Circo Pobre
Music for the Chromaplane by Passepartout Duo
It was during our tour through South America that we were introduced to the Chilean expression "circo pobre", a phrase that refers to a situation in which you might need to fill the shoes of presenter, tamer, and trapeze artist all at once in order to finish the show. The phrase immediately spoke to our independent spirit: from making our own instruments to presenting the music itself, taking a self-reliant path has guided many of our artistic decisions.
The centerpiece of Circo Pobre is the Chromaplane, a new electronic instrument we've created over the past year. With a pickup coil in each hand, we trace shapes above the instrument's flat surface to unveil its hidden landscape of oscillators buzzing in the electromagnetic field.

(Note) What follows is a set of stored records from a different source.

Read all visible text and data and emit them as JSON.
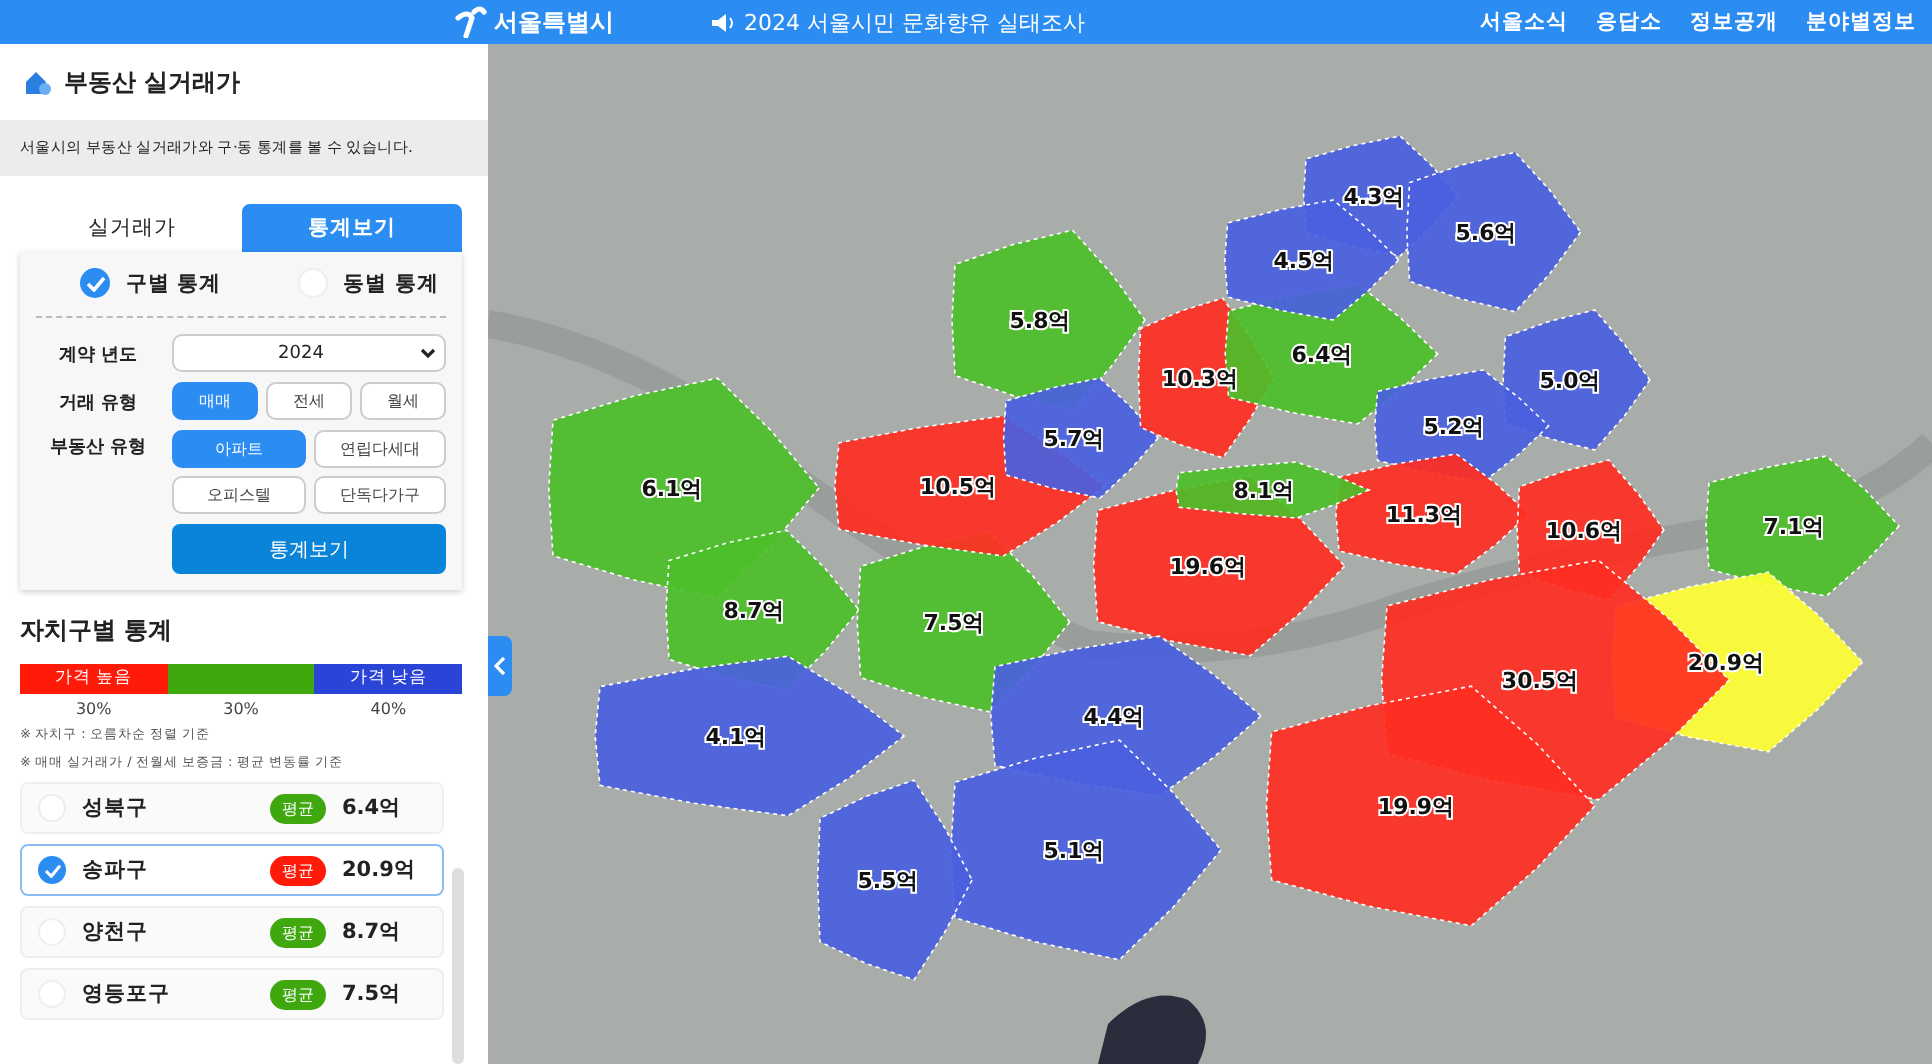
{
  "topbar": {
    "logo": "서울특별시",
    "notice": "2024 서울시민 문화향유 실태조사",
    "links": [
      "서울소식",
      "응답소",
      "정보공개",
      "분야별정보"
    ]
  },
  "panel": {
    "title": "부동산 실거래가",
    "description": "서울시의 부동산 실거래가와 구·동 통계를 볼 수 있습니다.",
    "tabs": [
      {
        "label": "실거래가",
        "selected": false
      },
      {
        "label": "통계보기",
        "selected": true
      }
    ],
    "scope": [
      {
        "label": "구별 통계",
        "selected": true
      },
      {
        "label": "동별 통계",
        "selected": false
      }
    ],
    "year": {
      "label": "계약 년도",
      "value": "2024"
    },
    "deal_type": {
      "label": "거래 유형",
      "options": [
        {
          "label": "매매",
          "selected": true
        },
        {
          "label": "전세",
          "selected": false
        },
        {
          "label": "월세",
          "selected": false
        }
      ]
    },
    "property_type": {
      "label": "부동산 유형",
      "options": [
        {
          "label": "아파트",
          "selected": true
        },
        {
          "label": "연립다세대",
          "selected": false
        },
        {
          "label": "오피스텔",
          "selected": false
        },
        {
          "label": "단독다가구",
          "selected": false
        }
      ]
    },
    "submit": "통계보기"
  },
  "stats": {
    "title": "자치구별 통계",
    "legend": [
      {
        "label": "가격 높음",
        "share": "30%",
        "color": "#ff1a0a"
      },
      {
        "share": "30%",
        "color": "#3ea80e"
      },
      {
        "label": "가격 낮음",
        "share": "40%",
        "color": "#2a44d8"
      }
    ],
    "notes": [
      "※ 자치구 : 오름차순 정렬 기준",
      "※ 매매 실거래가 / 전월세 보증금 : 평균 변동률 기준"
    ],
    "districts": [
      {
        "name": "성북구",
        "badge": "평균",
        "price": "6.4억",
        "color": "#3ea80e",
        "selected": false
      },
      {
        "name": "송파구",
        "badge": "평균",
        "price": "20.9억",
        "color": "#ff1a0a",
        "selected": true
      },
      {
        "name": "양천구",
        "badge": "평균",
        "price": "8.7억",
        "color": "#3ea80e",
        "selected": false
      },
      {
        "name": "영등포구",
        "badge": "평균",
        "price": "7.5억",
        "color": "#3ea80e",
        "selected": false
      }
    ]
  },
  "map": {
    "regions": [
      {
        "price": "6.1억",
        "color": "#4cbf2a"
      },
      {
        "price": "8.7억",
        "color": "#4cbf2a"
      },
      {
        "price": "7.5억",
        "color": "#4cbf2a"
      },
      {
        "price": "5.8억",
        "color": "#4cbf2a"
      },
      {
        "price": "10.5억",
        "color": "#ff2e22"
      },
      {
        "price": "5.7억",
        "color": "#4a5fe0"
      },
      {
        "price": "10.3억",
        "color": "#ff2e22"
      },
      {
        "price": "6.4억",
        "color": "#4cbf2a"
      },
      {
        "price": "4.3억",
        "color": "#4a5fe0"
      },
      {
        "price": "4.5억",
        "color": "#4a5fe0"
      },
      {
        "price": "5.6억",
        "color": "#4a5fe0"
      },
      {
        "price": "5.0억",
        "color": "#4a5fe0"
      },
      {
        "price": "5.2억",
        "color": "#4a5fe0"
      },
      {
        "price": "8.1억",
        "color": "#4cbf2a"
      },
      {
        "price": "11.3억",
        "color": "#ff2e22"
      },
      {
        "price": "10.6억",
        "color": "#ff2e22"
      },
      {
        "price": "7.1억",
        "color": "#4cbf2a"
      },
      {
        "price": "19.6억",
        "color": "#ff2e22"
      },
      {
        "price": "20.9억",
        "color": "#ffff33"
      },
      {
        "price": "30.5억",
        "color": "#ff2e22"
      },
      {
        "price": "4.1억",
        "color": "#4a5fe0"
      },
      {
        "price": "4.4억",
        "color": "#4a5fe0"
      },
      {
        "price": "19.9억",
        "color": "#ff2e22"
      },
      {
        "price": "5.1억",
        "color": "#4a5fe0"
      },
      {
        "price": "5.5억",
        "color": "#4a5fe0"
      }
    ]
  }
}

We first travelled with this new instrument in Tunisia, where we shaped the four long tracks that became this album, defined by taking both a temporal and spatial approach to the music.

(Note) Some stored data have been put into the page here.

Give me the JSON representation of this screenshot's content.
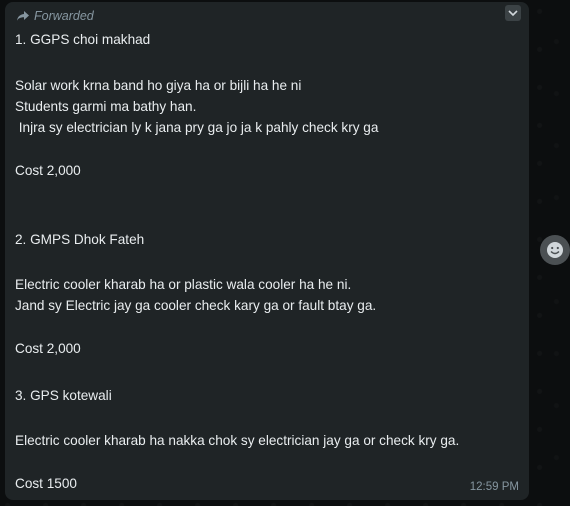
{
  "message": {
    "forwarded_label": "Forwarded",
    "lines": [
      "1. GGPS choi makhad",
      "Solar work krna band ho giya ha or bijli ha he ni",
      "Students garmi ma bathy han.",
      " Injra sy electrician ly k jana pry ga jo ja k pahly check kry ga",
      "Cost 2,000",
      "2. GMPS Dhok Fateh",
      "Electric cooler kharab ha or plastic wala cooler ha he ni.",
      "Jand sy Electric jay ga cooler check kary ga or fault btay ga.",
      "Cost 2,000",
      "3. GPS kotewali",
      "Electric cooler kharab ha nakka chok sy electrician jay ga or check kry ga.",
      "Cost 1500"
    ],
    "timestamp": "12:59 PM"
  },
  "icons": {
    "forward": "forward-arrow-icon",
    "menu": "chevron-down-icon",
    "react": "emoji-icon"
  },
  "colors": {
    "bubble": "#1f2426",
    "text": "#e9edef",
    "meta": "#8696a0"
  }
}
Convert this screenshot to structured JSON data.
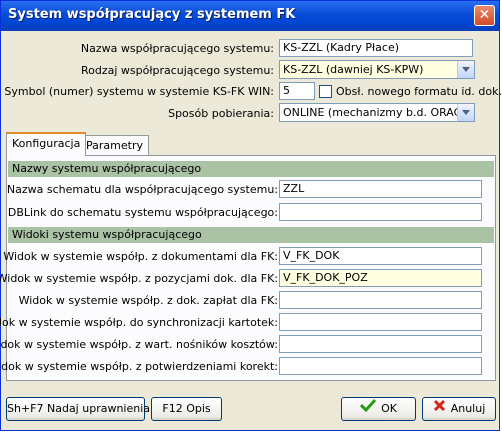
{
  "window": {
    "title": "System współpracujący z systemem FK"
  },
  "top": {
    "name_label": "Nazwa współpracującego systemu:",
    "name_value": "KS-ZZL (Kadry Płace)",
    "kind_label": "Rodzaj współpracującego systemu:",
    "kind_value": "KS-ZZL (dawniej KS-KPW)",
    "symbol_label": "Symbol (numer) systemu w systemie KS-FK WIN:",
    "symbol_value": "5",
    "new_format_label": "Obsł. nowego formatu id. dok.",
    "method_label": "Sposób pobierania:",
    "method_value": "ONLINE (mechanizmy b.d. ORACLE)"
  },
  "tabs": [
    "Konfiguracja",
    "Parametry"
  ],
  "sections": {
    "names": {
      "header": "Nazwy systemu współpracującego",
      "schema_label": "Nazwa schematu dla współpracującego systemu:",
      "schema_value": "ZZL",
      "dblink_label": "DBLink do schematu systemu współpracującego:",
      "dblink_value": ""
    },
    "views": {
      "header": "Widoki systemu współpracującego",
      "rows": [
        {
          "label": "Widok w systemie współp. z dokumentami dla FK:",
          "value": "V_FK_DOK"
        },
        {
          "label": "Widok w systemie współp. z pozycjami dok. dla FK:",
          "value": "V_FK_DOK_POZ"
        },
        {
          "label": "Widok w systemie współp. z dok. zapłat dla FK:",
          "value": ""
        },
        {
          "label": "Widok w systemie współp. do synchronizacji kartotek:",
          "value": ""
        },
        {
          "label": "Widok w systemie współp. z wart. nośników kosztów:",
          "value": ""
        },
        {
          "label": "Widok w systemie współp. z potwierdzeniami korekt:",
          "value": ""
        }
      ]
    }
  },
  "buttons": {
    "grant": "Sh+F7 Nadaj uprawnienia",
    "help": "F12 Opis",
    "ok": "OK",
    "cancel": "Anuluj"
  },
  "colors": {
    "section": "#a9c3a4",
    "highlight": "#ffffe1",
    "titlebar": "#0a4fd8"
  }
}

Since then, these compositions have been traveling alongside us: filling the corners of Gampa Gallery in Pardubice where we recorded it, bouncing off the walls of The Watermill Center where we filmed it, and overall becoming older with us as we toured throughout a good part of the Americas.
Our albums are usually conceived of as studio works first, but here we decided to include a live recording too, captured on April 16th, 2022 in the Paracas National Reserve in Peru, after an epic drive with Henri (El Paradero Cultural) and his Volkswagen van, fresh after a night of camping on the beach.
Circo Pobre was written at Dar Meso in Tunis (TN), recorded at Gampa Gallery in Pardubice (CZ), and filmed at The Watermill Center in New York (US).
Released July 15th, 2022
Performance Videos
About the Chromaplane
The Chromaplane is a fully analog standalone instrument designed by Passepartout Duo which is played using two electromagnetic pickup coils.
Electromagnetic pickups are sensors that uncover the hidden electromagnetic landscape around us: our laptops and cellphones buzz with the unintentional hums of human activity. With the Chromaplane, we wanted to create a device that lives in this hidden electromagnetic world with an intentional musicality.
The instrument creates electromagnetic fields through its ten oscillators: using the two sensors, the player can highlight each of these ten voices based on the sensors’ proximity to ten corresponding nodes of the aluminum surface.
The instrument was designed and built by Passepartout Duo in Italy with wooden enclosures realized by Giorgio Perini / Falegnameria.